Rain gardens are designed to collect run-off so the water filters slowly back into the aquifer, while gravel gardens drastically reduce watering and maintenance needs through a layer of gravel spread over the soil.
This informal two-acre garden features mixed borders of perennials, ornamental grasses, annuals, trees, and shrubs that bloom in hot colors all season. A rushing waterfall spills into a meandering stream and three tranquil pools highlighting aquatic plants. The garden is especially beautiful in late summer and fall.
This shady garden path, embraced by more than 100 native paper birch, provides a quiet walk for visitors to stroll from one display garden to the next. The understory is home to small-scaled trees, shrubs and perennials and spring flowering bulbs for added interest through the seasons.
Olbrich's Thai Garden features the Royal Thai Pavilion, a gift from the government of Thailand and the Thai Chapter of the University of Wisconsin Alumni Association. It's the only one in the continental United States, and the only one outside of Thailand surrounded by a garden.
This meadow offers a tranquil space to sit and enjoy the beauty of the Thai Pavilion from afar. Large cottonwoods embrace the garden, which features spring-flowering daffodils.
Flowing from full sun to dappled shade, this Midwestern prairie-inspired meadow highlights all the best native plants for a wide range of conditions.
Stroll through a monochromatic prairie style meadow of perennials, ornamental grasses, and native sedges that evoke a light, airy feel as white flowers and grass seed heads sway in the wind. Anchoring the meadow is a rustic obelisk made of dry stacked fieldstone.
This small, sloping meadow is tucked away and bordered by a large hedge. Covered in a blanket of Carex vulpinoidea, a native sedge which gets its name from its seed heads which resemble a fox's tail, spring blooming flowers push through before giving way to a sea of green texture in summer.
This garden provides a colorful backdrop for wedding ceremonies May through September each year. Enjoy seasonal flowers like fragrant lilacs and stunning peonies, dramatic planters, and mixed shrub borders.
This garden combines a variety of ornamental trees, shrubs, and vines with seasonal beauties for year-round interest. Spring bulbs, flowering perennials, hardy shrub and climbing roses, tropical plants, ornamental grasses, and colorful foliage make this a gorgeous garden in any season. A Prairie Style viewing tower and fountains constructed of native limestone unify the garden.

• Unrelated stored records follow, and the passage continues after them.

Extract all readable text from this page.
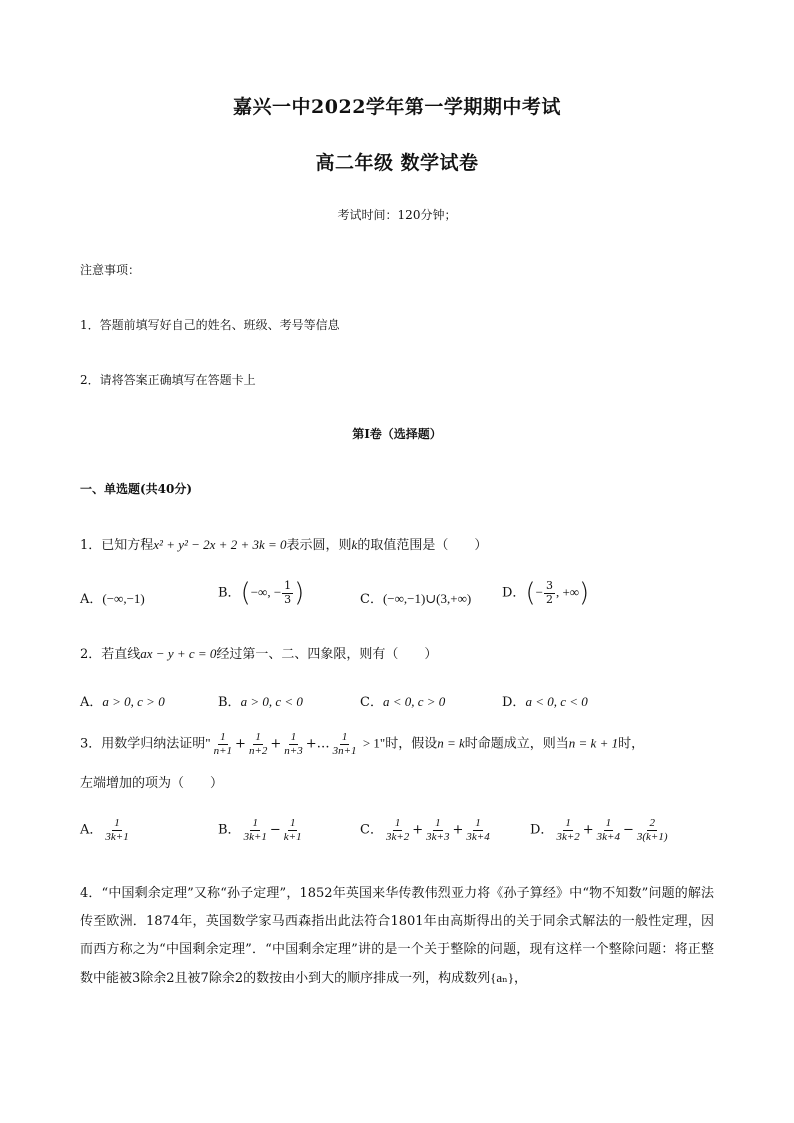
嘉兴一中2022学年第一学期期中考试
高二年级 数学试卷
考试时间：120分钟；
注意事项：
1．答题前填写好自己的姓名、班级、考号等信息
2．请将答案正确填写在答题卡上
第I卷（选择题）
一、单选题(共40分)
1．已知方程x² + y² − 2x + 2 + 3k = 0表示圆，则k的取值范围是（　　）
A．(−∞,−1)	B．(−∞, − $\frac{1}{3}$ )	C．(−∞,−1)∪(3,+∞) D．(− $\frac{3}{2}$ , +∞)
2．若直线ax − y + c = 0经过第一、二、四象限，则有（　　）
A．a > 0, c > 0	B．a > 0, c < 0	C．a < 0, c > 0	D．a < 0, c < 0
3．用数学归纳法证明" $\frac{1}{n+1} + \frac{1}{n+2} + \frac{1}{n+3}$ +… $\frac{1}{3n+1} > 1$"时，假设n = k时命题成立，则当n = k + 1时，
左端增加的项为（　　）
A． $\frac{1}{3k+1}$	B． $\frac{1}{3k+1} - \frac{1}{k+1}$	C． $\frac{1}{3k+2} + \frac{1}{3k+3} + \frac{1}{3k+4}$	D． $\frac{1}{3k+2} + \frac{1}{3k+4} - \frac{2}{3(k+1)}$
4．“中国剩余定理”又称“孙子定理”，1852年英国来华传教伟烈亚力将《孙子算经》中“物不知数”问题的解法传至欧洲．1874年，英国数学家马西森指出此法符合1801年由高斯得出的关于同余式解法的一般性定理，因而西方称之为“中国剩余定理”．“中国剩余定理”讲的是一个关于整除的问题，现有这样一个整除问题：将正整数中能被3除余2且被7除余2的数按由小到大的顺序排成一列，构成数列{aₙ}，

A free flowering meadow style planting overflowing with native perennial species and their cultivars, some specially bred for Midwestern conditions. An allee of hornbeam trees frame the Long Walk while specimen trees stand out on either end: the Swamp White Oak (Quercus bicolor) greeting you on the west end and the Honey Locust (Gleditsia triacanthos) on the east end.
Enjoy a tropical paradise year-round in Olbrich's Bolz Conservatory, a glass pyramid filled with exotic plants, bright flowers, a rushing waterfall, fragrant orchids and free-flying birds.
These gardens are examples of sustainable alternatives to the typical American lawn. Featuring native Prairie Dropseed (Sporobolus heterolepis) and ephemeral spring wildflowers, this rolling meadow pairs plenty of visual interest with a low maintenance alternative to turfgrass.
The Children's Kitchen Garden serves as an outdoor learning environment for youth and their families to get their hands dirty and connect the food they eat with its source - the Earth. Programming is offered throughout the summer, and all extra produce harvested each year is donated to area food banks.